UNMIK Headlines 20 February
Thaci: I, the most legitimate president (Voice of America/Insajderi)
Hashim Thaci, leader of the Democratic Party of Kosovo (PDK) and Deputy Prime Minister of Kosovo, is claiming he will be the most legitimate President ever elected in Kosovo. Thaci is expected to be elected President by the Kosovo Assembly next week. 80 MPs need to be present for a quorum, and 61 votes in favor are required in an eventual third round of voting. The opposition meanwhile has warned it will prevent Thaci’s election. Thaci told the Voice of America on Friday: “I am not the candidate of a certain individual; I am the candidate of a joint agreement between the two biggest parties in the country, the Democratic Party of Kosovo and the Democratic League of Kosovo and the other coalition partners ... I can also say that the next President of Kosovo will be one of the most legitimate presidents of the Republic”.
Haziri: LDK will vote for Thaci President (RTK)
Lutfi Haziri, deputy leader of the Democratic League of Kosovo (LDK), said on Friday that the ruling coalition agreement between the LDK and the Democratic Party of Kosovo (PDK) must be respected. Commenting on the refusal of some LDK MPs to vote for PDK leader Hashim Thaci as President of Kosovo, Haziri said the PDK voted in favor of LDK leader Isa Mustafa as Prime Minister of Kosovo and that the LDK will vote in favor of Thaci’s candidacy for president.
Pacolli: Riots would follow Thaci’s election for President (Klan Kosova)
In an interview for Klan Kosova on Friday, Behxhet Pacolli, leader of the New Kosovo Alliance (AKR), said the government holds the biggest share of responsibility for the current crisis. Pacolli said the opposition too is responsible “because throwing teargas in the Kosovo Assembly is an irresponsible act”. “I see no more cooperation, because we have already seen violence from both sides, by the opposition and also by the law enforcement authorities that used brutality to expel MPs from the Assembly ... I have always condemned the use of teargas because it portrays a bad image. The situation however deteriorated to an unbearable point when MPs were expelled with force,” he said. Pacolli argued that if he were Prime Minister, he would try to find a political solution together with the opposition and set a date for early parliamentary elections. According to Pacolli, Democratic Party of Kosovo (PDK) leader Hashim Thaci’s election as President of Kosovo will trigger riots in Kosovo. “Something tells me that the ruling coalition will not be long-lived,” he added.
Ramush Haradinaj resigns his MP seat (media)

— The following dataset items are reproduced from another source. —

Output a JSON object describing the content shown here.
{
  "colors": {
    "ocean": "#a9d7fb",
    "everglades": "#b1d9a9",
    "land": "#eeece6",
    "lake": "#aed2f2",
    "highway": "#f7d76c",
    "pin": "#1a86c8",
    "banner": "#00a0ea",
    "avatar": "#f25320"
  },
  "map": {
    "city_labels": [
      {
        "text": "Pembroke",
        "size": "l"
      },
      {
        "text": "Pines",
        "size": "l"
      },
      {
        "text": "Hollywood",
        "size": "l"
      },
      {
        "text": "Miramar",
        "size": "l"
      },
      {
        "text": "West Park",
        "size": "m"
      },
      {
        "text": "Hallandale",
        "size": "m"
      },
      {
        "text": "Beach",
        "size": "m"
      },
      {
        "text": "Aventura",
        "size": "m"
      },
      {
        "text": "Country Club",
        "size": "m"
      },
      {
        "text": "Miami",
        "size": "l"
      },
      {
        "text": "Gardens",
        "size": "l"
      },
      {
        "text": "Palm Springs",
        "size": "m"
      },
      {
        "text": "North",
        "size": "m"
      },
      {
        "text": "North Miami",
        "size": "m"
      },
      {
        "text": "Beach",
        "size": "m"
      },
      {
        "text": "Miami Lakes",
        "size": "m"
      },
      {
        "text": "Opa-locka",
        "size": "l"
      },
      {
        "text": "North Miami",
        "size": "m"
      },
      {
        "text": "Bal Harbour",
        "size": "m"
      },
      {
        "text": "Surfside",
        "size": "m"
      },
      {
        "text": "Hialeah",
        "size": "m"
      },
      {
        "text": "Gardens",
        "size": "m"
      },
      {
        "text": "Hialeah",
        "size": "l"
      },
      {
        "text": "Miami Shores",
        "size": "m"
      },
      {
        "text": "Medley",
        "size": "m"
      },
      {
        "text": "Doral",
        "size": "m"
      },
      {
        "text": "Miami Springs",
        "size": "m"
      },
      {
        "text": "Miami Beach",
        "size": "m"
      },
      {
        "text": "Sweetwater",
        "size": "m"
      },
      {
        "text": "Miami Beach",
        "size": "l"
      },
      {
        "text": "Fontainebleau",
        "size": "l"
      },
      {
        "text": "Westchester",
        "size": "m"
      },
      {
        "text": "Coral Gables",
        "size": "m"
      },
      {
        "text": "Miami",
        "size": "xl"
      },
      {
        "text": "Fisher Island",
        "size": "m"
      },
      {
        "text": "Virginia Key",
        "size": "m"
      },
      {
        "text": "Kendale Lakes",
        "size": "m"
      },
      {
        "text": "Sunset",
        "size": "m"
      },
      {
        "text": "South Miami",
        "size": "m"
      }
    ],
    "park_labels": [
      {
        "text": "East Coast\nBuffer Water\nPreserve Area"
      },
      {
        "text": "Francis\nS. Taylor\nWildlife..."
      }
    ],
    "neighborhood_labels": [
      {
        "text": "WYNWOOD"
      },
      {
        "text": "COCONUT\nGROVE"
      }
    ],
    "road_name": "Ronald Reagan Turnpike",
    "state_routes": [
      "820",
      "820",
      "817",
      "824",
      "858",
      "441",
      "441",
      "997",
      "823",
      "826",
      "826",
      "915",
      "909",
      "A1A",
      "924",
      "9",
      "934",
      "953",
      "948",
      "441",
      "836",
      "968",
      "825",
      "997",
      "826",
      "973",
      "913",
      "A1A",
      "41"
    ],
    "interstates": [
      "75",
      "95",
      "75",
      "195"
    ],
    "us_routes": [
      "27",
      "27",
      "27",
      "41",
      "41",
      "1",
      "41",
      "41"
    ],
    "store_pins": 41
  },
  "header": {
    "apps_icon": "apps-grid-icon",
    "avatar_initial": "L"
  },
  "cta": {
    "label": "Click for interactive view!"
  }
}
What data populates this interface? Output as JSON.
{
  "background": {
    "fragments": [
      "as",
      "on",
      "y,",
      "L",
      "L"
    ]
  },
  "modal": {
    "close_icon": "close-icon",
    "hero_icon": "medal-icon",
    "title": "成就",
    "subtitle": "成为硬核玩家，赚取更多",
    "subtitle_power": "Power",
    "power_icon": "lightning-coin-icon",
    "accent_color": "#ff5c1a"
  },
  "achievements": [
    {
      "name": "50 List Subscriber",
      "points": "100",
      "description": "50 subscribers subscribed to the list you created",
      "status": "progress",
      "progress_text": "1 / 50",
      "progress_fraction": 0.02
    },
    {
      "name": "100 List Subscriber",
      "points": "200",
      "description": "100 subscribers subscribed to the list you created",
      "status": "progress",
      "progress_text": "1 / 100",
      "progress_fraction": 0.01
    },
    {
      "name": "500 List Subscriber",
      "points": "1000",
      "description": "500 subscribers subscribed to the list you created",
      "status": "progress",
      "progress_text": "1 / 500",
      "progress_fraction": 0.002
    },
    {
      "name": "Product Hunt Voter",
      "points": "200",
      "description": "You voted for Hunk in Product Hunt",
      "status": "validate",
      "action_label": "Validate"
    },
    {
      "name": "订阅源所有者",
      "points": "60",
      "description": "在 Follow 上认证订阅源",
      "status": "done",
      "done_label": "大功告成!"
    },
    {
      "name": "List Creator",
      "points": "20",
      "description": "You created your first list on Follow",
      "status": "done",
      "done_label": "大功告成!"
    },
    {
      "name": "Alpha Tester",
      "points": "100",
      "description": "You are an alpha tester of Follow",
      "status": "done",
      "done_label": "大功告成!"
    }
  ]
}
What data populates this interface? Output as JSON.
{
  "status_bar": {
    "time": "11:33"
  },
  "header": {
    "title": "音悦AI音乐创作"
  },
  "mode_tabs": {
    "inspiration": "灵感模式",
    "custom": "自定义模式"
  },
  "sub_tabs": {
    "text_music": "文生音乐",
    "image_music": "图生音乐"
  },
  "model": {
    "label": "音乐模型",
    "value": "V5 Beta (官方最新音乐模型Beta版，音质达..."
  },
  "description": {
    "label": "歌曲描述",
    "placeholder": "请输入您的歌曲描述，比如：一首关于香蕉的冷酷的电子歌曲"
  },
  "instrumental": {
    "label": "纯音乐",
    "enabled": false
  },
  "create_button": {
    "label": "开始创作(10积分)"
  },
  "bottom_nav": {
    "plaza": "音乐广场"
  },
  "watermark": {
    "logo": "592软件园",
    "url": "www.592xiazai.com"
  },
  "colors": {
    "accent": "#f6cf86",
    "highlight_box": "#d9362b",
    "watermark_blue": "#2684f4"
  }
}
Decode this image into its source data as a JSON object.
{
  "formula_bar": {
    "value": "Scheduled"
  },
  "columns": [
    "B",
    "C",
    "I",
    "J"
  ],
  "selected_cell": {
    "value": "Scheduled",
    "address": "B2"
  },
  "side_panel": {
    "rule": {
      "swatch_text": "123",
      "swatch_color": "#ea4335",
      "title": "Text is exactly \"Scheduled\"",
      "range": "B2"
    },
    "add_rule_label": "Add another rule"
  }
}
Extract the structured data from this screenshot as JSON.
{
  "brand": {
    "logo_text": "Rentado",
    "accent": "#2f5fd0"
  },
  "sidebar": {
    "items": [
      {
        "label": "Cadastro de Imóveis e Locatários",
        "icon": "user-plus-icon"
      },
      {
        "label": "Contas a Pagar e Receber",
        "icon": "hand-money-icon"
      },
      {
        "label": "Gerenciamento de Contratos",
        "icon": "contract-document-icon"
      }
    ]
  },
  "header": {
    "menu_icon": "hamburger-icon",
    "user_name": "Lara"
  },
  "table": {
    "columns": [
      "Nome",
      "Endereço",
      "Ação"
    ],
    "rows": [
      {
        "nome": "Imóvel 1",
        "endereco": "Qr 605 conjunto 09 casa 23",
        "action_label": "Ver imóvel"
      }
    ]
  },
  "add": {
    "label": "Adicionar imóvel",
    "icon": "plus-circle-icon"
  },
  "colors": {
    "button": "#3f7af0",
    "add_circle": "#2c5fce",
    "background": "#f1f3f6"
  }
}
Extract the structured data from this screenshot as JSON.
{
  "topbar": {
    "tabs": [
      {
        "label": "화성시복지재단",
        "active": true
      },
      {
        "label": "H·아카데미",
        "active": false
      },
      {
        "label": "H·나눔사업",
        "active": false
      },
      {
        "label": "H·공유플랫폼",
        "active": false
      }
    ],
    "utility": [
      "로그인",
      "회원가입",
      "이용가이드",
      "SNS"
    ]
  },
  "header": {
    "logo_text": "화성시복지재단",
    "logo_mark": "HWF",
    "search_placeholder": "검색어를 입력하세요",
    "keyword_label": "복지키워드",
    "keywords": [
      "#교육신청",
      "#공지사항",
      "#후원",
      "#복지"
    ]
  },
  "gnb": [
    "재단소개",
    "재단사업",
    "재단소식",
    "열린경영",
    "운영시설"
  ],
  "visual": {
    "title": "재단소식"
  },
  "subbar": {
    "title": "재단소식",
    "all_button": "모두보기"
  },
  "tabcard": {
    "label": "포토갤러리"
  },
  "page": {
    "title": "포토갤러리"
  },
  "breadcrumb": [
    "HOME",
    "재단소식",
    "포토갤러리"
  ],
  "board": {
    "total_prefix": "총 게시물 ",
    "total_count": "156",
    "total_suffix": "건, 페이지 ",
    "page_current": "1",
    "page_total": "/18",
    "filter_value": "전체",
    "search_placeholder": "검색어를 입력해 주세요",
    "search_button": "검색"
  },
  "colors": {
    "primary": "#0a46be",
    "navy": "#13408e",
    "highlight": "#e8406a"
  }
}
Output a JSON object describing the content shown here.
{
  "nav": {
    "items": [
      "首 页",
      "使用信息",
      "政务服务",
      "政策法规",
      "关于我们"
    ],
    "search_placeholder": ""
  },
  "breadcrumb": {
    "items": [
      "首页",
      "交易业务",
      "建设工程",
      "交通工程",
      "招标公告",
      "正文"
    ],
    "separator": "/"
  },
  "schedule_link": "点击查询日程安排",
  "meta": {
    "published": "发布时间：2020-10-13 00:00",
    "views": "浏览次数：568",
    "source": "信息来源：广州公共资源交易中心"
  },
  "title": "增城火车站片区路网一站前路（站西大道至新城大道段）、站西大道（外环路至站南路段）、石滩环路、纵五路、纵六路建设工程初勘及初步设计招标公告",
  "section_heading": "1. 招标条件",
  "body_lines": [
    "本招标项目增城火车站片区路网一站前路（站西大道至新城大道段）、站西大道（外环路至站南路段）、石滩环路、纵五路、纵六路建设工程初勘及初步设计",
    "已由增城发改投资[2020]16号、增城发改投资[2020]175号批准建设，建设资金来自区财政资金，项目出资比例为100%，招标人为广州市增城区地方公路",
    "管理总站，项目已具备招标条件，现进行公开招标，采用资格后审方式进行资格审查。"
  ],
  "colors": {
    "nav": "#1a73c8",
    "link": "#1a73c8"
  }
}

All media report that Ramush Haradinaj, leader of the Alliance for the Future of Kosovo (AAK), resigned his MP seat on Friday. “Seeing that the Assembly of Kosovo has turned into an institution that covers up the constitutional violations of the government; seeing that the Assembly has turned into a place where MPs are dragged away by the police following political orders; and seeing the arbitrary expulsion of opposition MPs from the Assembly, I hereby submit my irrevocable resignation as member of the Assembly of the Republic of Kosovo,” Haradinaj wrote in a public letter. “During my mandate as MP, I tried to express serious concerns over issues that concern the country, including the mistakes made with the signing of the two disputed agreements, the Demarcation and the Association [the border demarcation agreement with Montenegro and the agreement on the Association/Community of Serb-majority municipalities], but I was ignored by the usurpers of the government and the Assembly. As a result of this ignorance and the extreme irresponsibility by the government leaders, my only course of action remained the logic of opposition through teargas. After today, I believe that the Assembly of the Republic of Kosovo, is no longer a democratic institution and I do not see myself as of this legislature.”
Kryeziu: The international community allowed crime and corruption in Kosovo (media)
Several news sites quote Eqrem Kryeziu, one of the former leaders of the Democratic League of Kosovo (LDK), as saying that in the post-war period, the international community in Kosovo allowed crime and corruption for the sake of stability. According to Kryeziu, “the international community, through UNMIK, employed people from the communist dictatorship that were trained to serve as slaves and state-ruiners”.